The results of CGI analyses are provided via interactive reports that (a) are structured to fulfil the needs of each use case; and (b) comprise the ancillary data in which the system bases its classifications to support researchers in the review of the platform outputs.  Importantly, both genomic alteration analysis and the in silico prescription reports are organized according to different levels of clinical relevance: in one side, the identification of driver events can be divided between those alterations already validated as being oncogenic in one or more tumor types versus those whose effect is unknown and thus is predicted by using the ensemble of bioinformatics methods included in the CGI pipeline. On the other side, the in silico prescription is divided between the detection of biomarkers of drug response that have been observed in tumor patients or in pre-clinical cancer assays (cancer bioMarkersDB) versus the compilation of gene target-chemical compounds interaction data retrieved from bioactivity assays (cancer bioActivityDB). The former is further divided according to the level of evidence supporting the use of each biomarker (ranged from pre-clinical data to standard-of-care guidelines). It also indicates whether the described biomarker matches completely the observed alteration and the tumor type of the sample can be used as a novel repurposing opportunity. These comprehensive and versatile outputs should position the CGI as a tool of broad utility for both pre-clinical and translational oncology settings. We envisage that the CGI will support decisions in different scenarios of precision medicine efforts, such as the selection of the most appropriate clinical trial for patients whose tumor exhibit mutations of unknown significance or the design of experimental assays aimed to evaluate the use of novel genomic guided-therapeutic strategies.

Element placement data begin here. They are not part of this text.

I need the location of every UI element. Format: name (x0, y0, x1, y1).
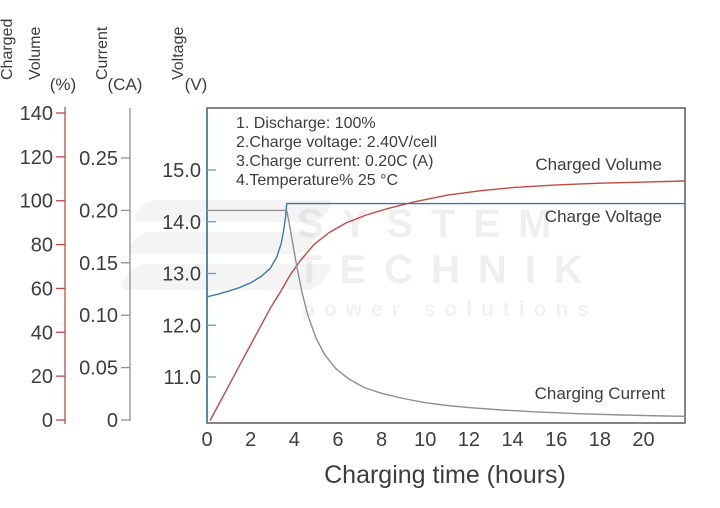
xaxis-title: Charging time (hours) (324, 461, 566, 489)
watermark-text-system: SYSTEM (297, 202, 570, 246)
voltage-axis-tick-label: 14.0 (162, 212, 201, 234)
time-axis-tick-label: 18 (589, 429, 611, 451)
volume-axis-tick-label: 20 (31, 366, 53, 388)
charged-volume-curve-label: Charged Volume (535, 155, 662, 174)
time-axis-tick-label: 8 (376, 429, 387, 451)
current-axis-tick-label: 0.15 (79, 253, 118, 275)
time-axis-tick-label: 14 (501, 429, 523, 451)
time-axis-tick-label: 4 (289, 429, 300, 451)
watermark-text-power-solutions: power solutions (302, 298, 599, 321)
current-axis-unit: (CA) (107, 75, 143, 94)
charge-voltage-curve-label: Charge Voltage (544, 207, 662, 226)
annotation-line-3: 3.Charge current: 0.20C (A) (236, 153, 434, 170)
charging-current-curve (206, 209, 686, 417)
charged-volume-curve (209, 180, 686, 421)
time-axis-tick-label: 16 (545, 429, 567, 451)
voltage-axis-unit: (V) (184, 75, 208, 94)
volume-axis-tick-label: 100 (20, 191, 53, 213)
volume-axis-tick-label: 120 (20, 147, 53, 169)
time-axis-tick-label: 2 (245, 429, 256, 451)
charging-current-curve-label: Charging Current (534, 384, 665, 403)
volume-axis-tick-label: 0 (42, 410, 53, 432)
annotation-line-4: 4.Temperature% 25 °C (236, 172, 399, 189)
current-axis-tick-label: 0.10 (79, 305, 118, 327)
voltage-axis-tick-label: 12.0 (162, 315, 201, 337)
time-axis-tick-label: 6 (332, 429, 343, 451)
volume-axis-tick-label: 60 (31, 278, 53, 300)
current-axis-tick-label: 0 (107, 410, 118, 432)
volume-axis-tick-label: 40 (31, 322, 53, 344)
time-axis-tick-label: 20 (632, 429, 654, 451)
volume-axis-tick-label: 80 (31, 235, 53, 257)
volume-axis-tick-label: 140 (20, 103, 53, 125)
volume-axis-unit: (%) (49, 75, 77, 94)
current-axis-tick-label: 0.25 (79, 148, 118, 170)
time-axis-tick-label: 0 (201, 429, 212, 451)
annotation-block: 1. Discharge: 100% 2.Charge voltage: 2.4… (236, 114, 437, 190)
charge-voltage-curve (206, 202, 686, 298)
current-axis-tick-label: 0.05 (79, 358, 118, 380)
voltage-axis-tick-label: 13.0 (162, 264, 201, 286)
annotation-line-1: 1. Discharge: 100% (236, 115, 376, 132)
voltage-axis-tick-label: 15.0 (162, 160, 201, 182)
time-axis-tick-label: 12 (458, 429, 480, 451)
annotation-line-2: 2.Charge voltage: 2.40V/cell (236, 134, 438, 151)
time-axis-tick-label: 10 (414, 429, 436, 451)
current-axis-tick-label: 0.20 (79, 200, 118, 222)
voltage-axis-tick-label: 11.0 (164, 367, 201, 389)
watermark-text-technik: TECHNIK (297, 248, 601, 292)
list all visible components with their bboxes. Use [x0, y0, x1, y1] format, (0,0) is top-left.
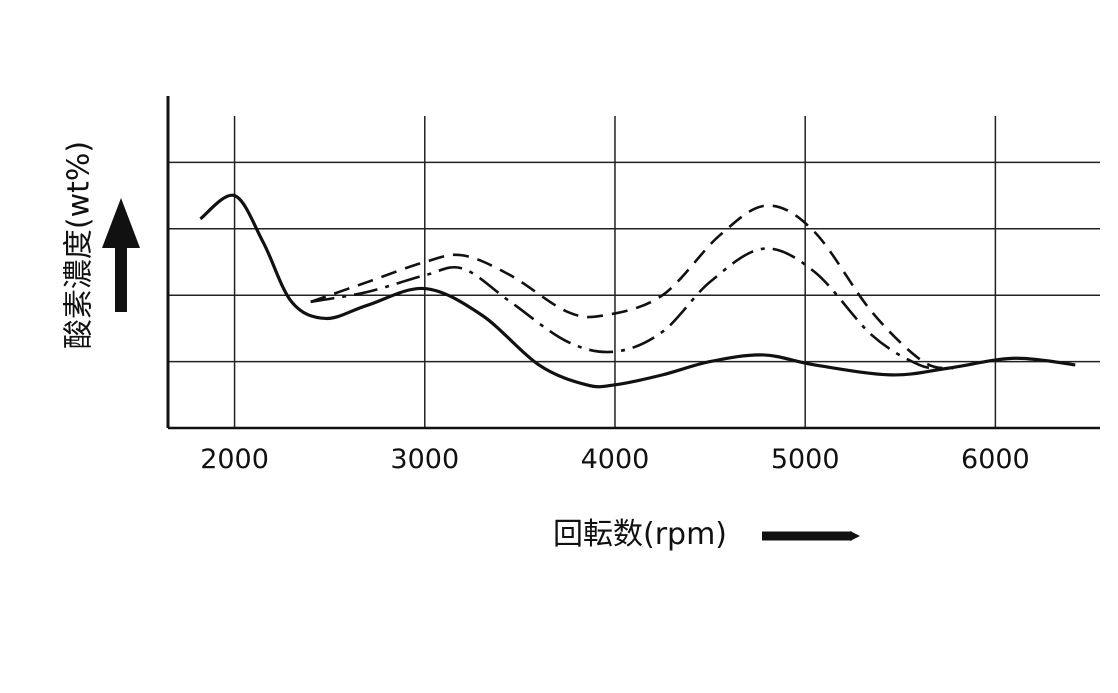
- x-tick-label: 6000: [961, 444, 1030, 475]
- y-axis-title-group: 酸素濃度(wt%): [62, 141, 141, 349]
- x-tick-labels: 2000 3000 4000 5000 6000: [200, 444, 1030, 475]
- y-axis-arrow-icon: [102, 198, 140, 248]
- x-axis-title: 回転数(rpm): [553, 517, 727, 552]
- y-axis-title: 酸素濃度(wt%): [62, 141, 97, 349]
- x-tick-label: 5000: [771, 444, 840, 475]
- x-tick-label: 2000: [200, 444, 269, 475]
- series-lines: [200, 195, 1075, 387]
- series-line-dashed: [311, 206, 954, 369]
- x-tick-label: 3000: [390, 444, 459, 475]
- series-line-solid: [200, 195, 1075, 387]
- x-axis-title-group: 回転数(rpm): [553, 517, 852, 552]
- x-tick-label: 4000: [581, 444, 650, 475]
- y-axis-arrow-shaft: [115, 246, 127, 312]
- series-line-dash-dot: [311, 249, 948, 369]
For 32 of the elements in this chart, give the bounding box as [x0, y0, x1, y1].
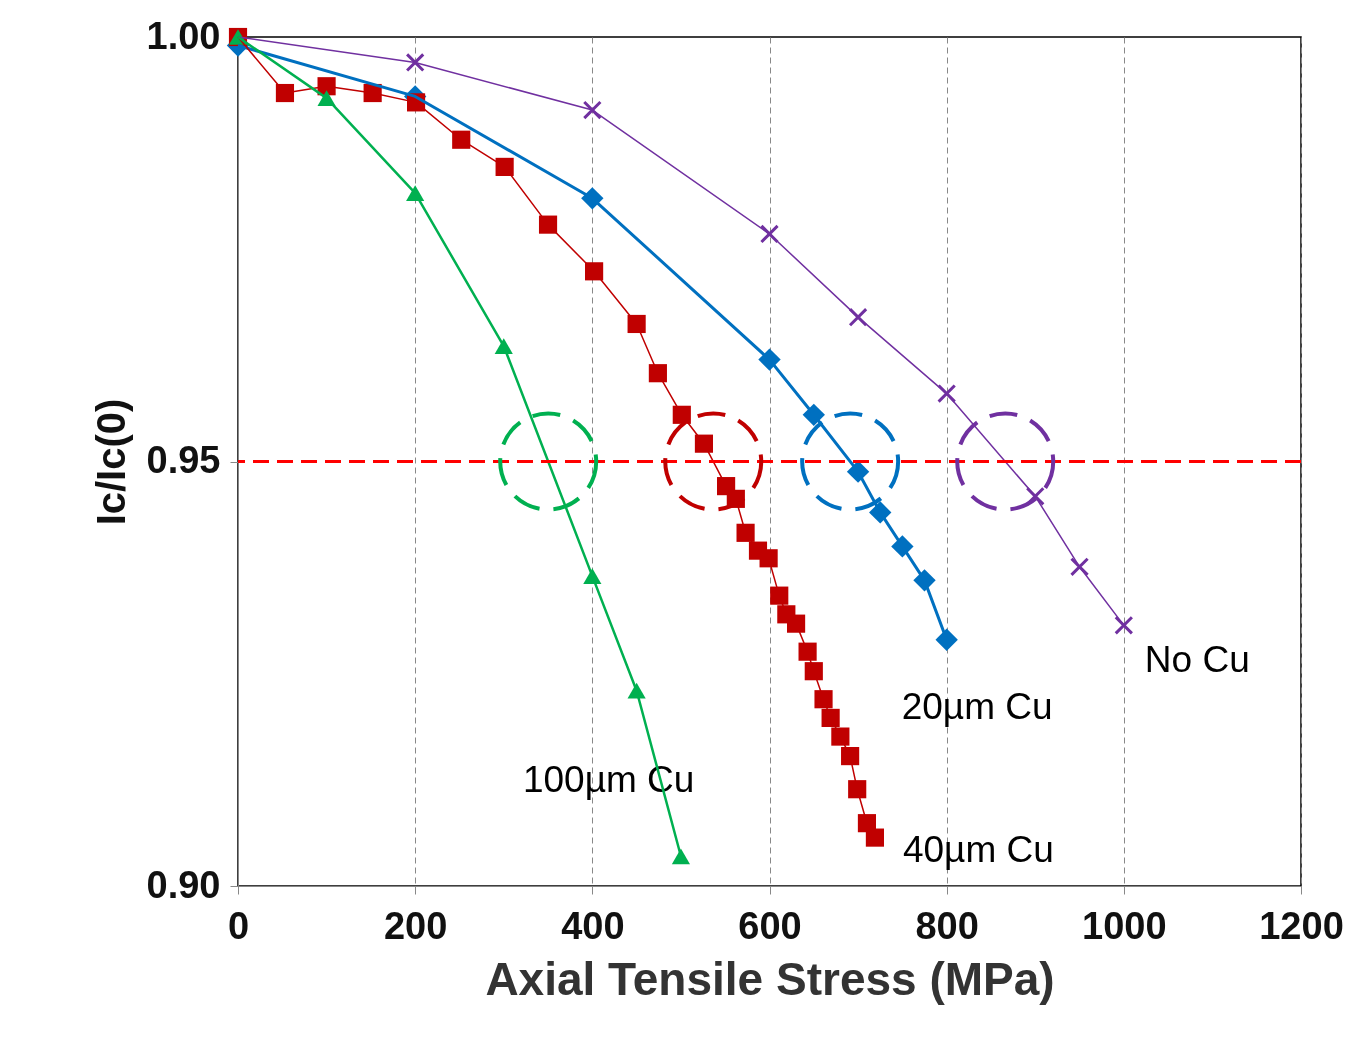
point	[671, 848, 690, 865]
x-tick-label: 1200	[1259, 904, 1344, 947]
point	[865, 828, 884, 847]
x-tick-label: 800	[915, 904, 979, 947]
y-axis-title: Ic/Ic(0)	[88, 398, 133, 526]
point	[831, 727, 850, 746]
point	[848, 307, 868, 327]
y-tick-label: 1.00	[146, 14, 221, 57]
y-tick-label: 0.90	[146, 863, 221, 906]
x-tick-label: 0	[227, 904, 250, 947]
point	[935, 628, 958, 651]
point	[814, 690, 833, 709]
point	[759, 224, 780, 244]
point	[736, 523, 755, 542]
point	[804, 662, 823, 681]
point	[1114, 615, 1134, 635]
series-label: 20µm Cu	[901, 685, 1053, 727]
point	[821, 708, 840, 727]
point	[1069, 557, 1090, 577]
x-tick-label: 600	[738, 904, 802, 947]
point	[582, 100, 602, 120]
y-tick-label: 0.95	[146, 439, 221, 481]
series-label: 40µm Cu	[902, 828, 1054, 870]
x-tick-label: 400	[561, 904, 625, 947]
point	[1025, 486, 1045, 506]
point	[405, 52, 425, 73]
series-label: No Cu	[1144, 639, 1250, 681]
x-tick-label: 1000	[1082, 904, 1167, 947]
x-tick-label: 200	[383, 904, 448, 947]
point	[848, 780, 867, 799]
point	[937, 384, 957, 404]
x-axis-title: Axial Tensile Stress (MPa)	[485, 952, 1055, 1005]
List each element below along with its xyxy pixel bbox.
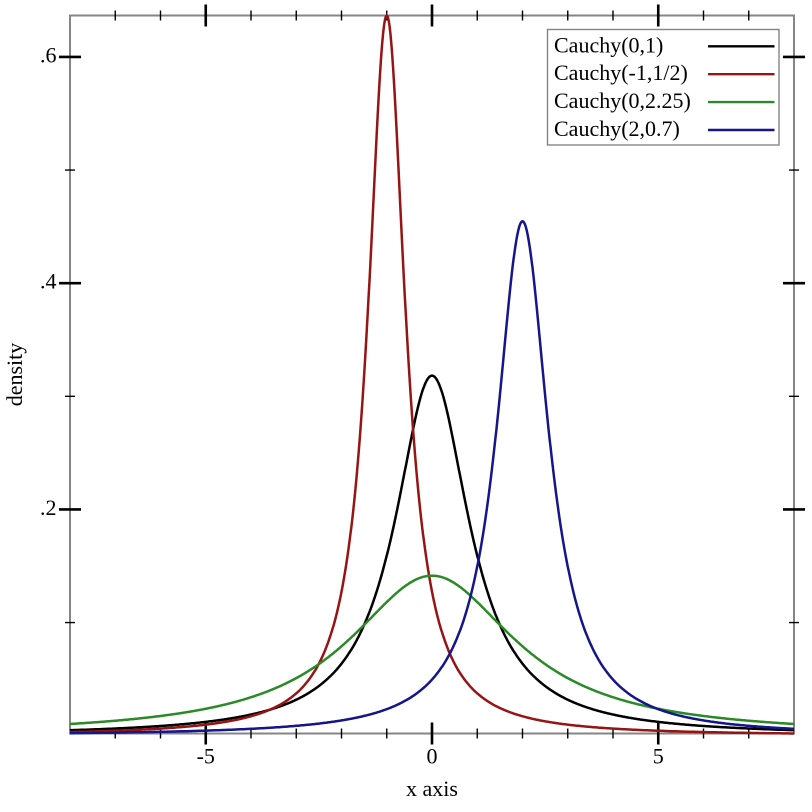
svg-text:x axis: x axis bbox=[406, 776, 458, 801]
svg-text:Cauchy(2,0.7): Cauchy(2,0.7) bbox=[554, 116, 680, 141]
svg-text:Cauchy(0,1): Cauchy(0,1) bbox=[554, 32, 663, 57]
svg-text:Cauchy(-1,1/2): Cauchy(-1,1/2) bbox=[554, 60, 688, 85]
svg-text:.2: .2 bbox=[40, 495, 57, 520]
svg-text:-5: -5 bbox=[197, 744, 215, 769]
svg-text:.6: .6 bbox=[40, 42, 57, 67]
svg-text:density: density bbox=[2, 343, 27, 407]
svg-text:5: 5 bbox=[653, 744, 664, 769]
svg-text:Cauchy(0,2.25): Cauchy(0,2.25) bbox=[554, 88, 691, 113]
svg-text:0: 0 bbox=[427, 744, 438, 769]
svg-text:.4: .4 bbox=[40, 269, 57, 294]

A critical issue in the CGI is the maintenance of high quality data and the improvement of the predictive methods. The aggregation, curation and interpretation of the in-house databases used by the CGI follows the standard operating procedures developed under the umbrella of the EU’s Horizon 2020 MedBioinformatics project that ensures its mid-term maintenance, and the feedback of the community is also allowed through the CGI web interface. However, the availability of data of such nature is both key for the advance of cancer precision medicine and difficult to address for an individual institution. For this reason, the Variant Interpretation for Cancer Consortium working group under the Global Alliance for Genomics & Health framework has been recently launched with the aim of unifying the curation efforts currently ongoing in several institutes, including ours. Thus, as data on novel biomarkers for alternative therapeutic approaches, such as combination of targeted drugs or immunotherapies become available, these will be incorporated to the CGI. Of note, known effects of interacting genomic events affecting the response to certain drugs are already included. Similarly, the performance of the bioinformatics predictions will improve as new data is generated to feed the in silico methods and novel features are incorporated to the arsenal of oncogenic proxies. We envisage that although individual databases will continue to exist to fulfil specific needs, the long-term outcome of the CGI platform will largely rely on the existence of standards to gather the cancer variant-clinical outcome associations and the success in engaging the community for sharing such knowledge.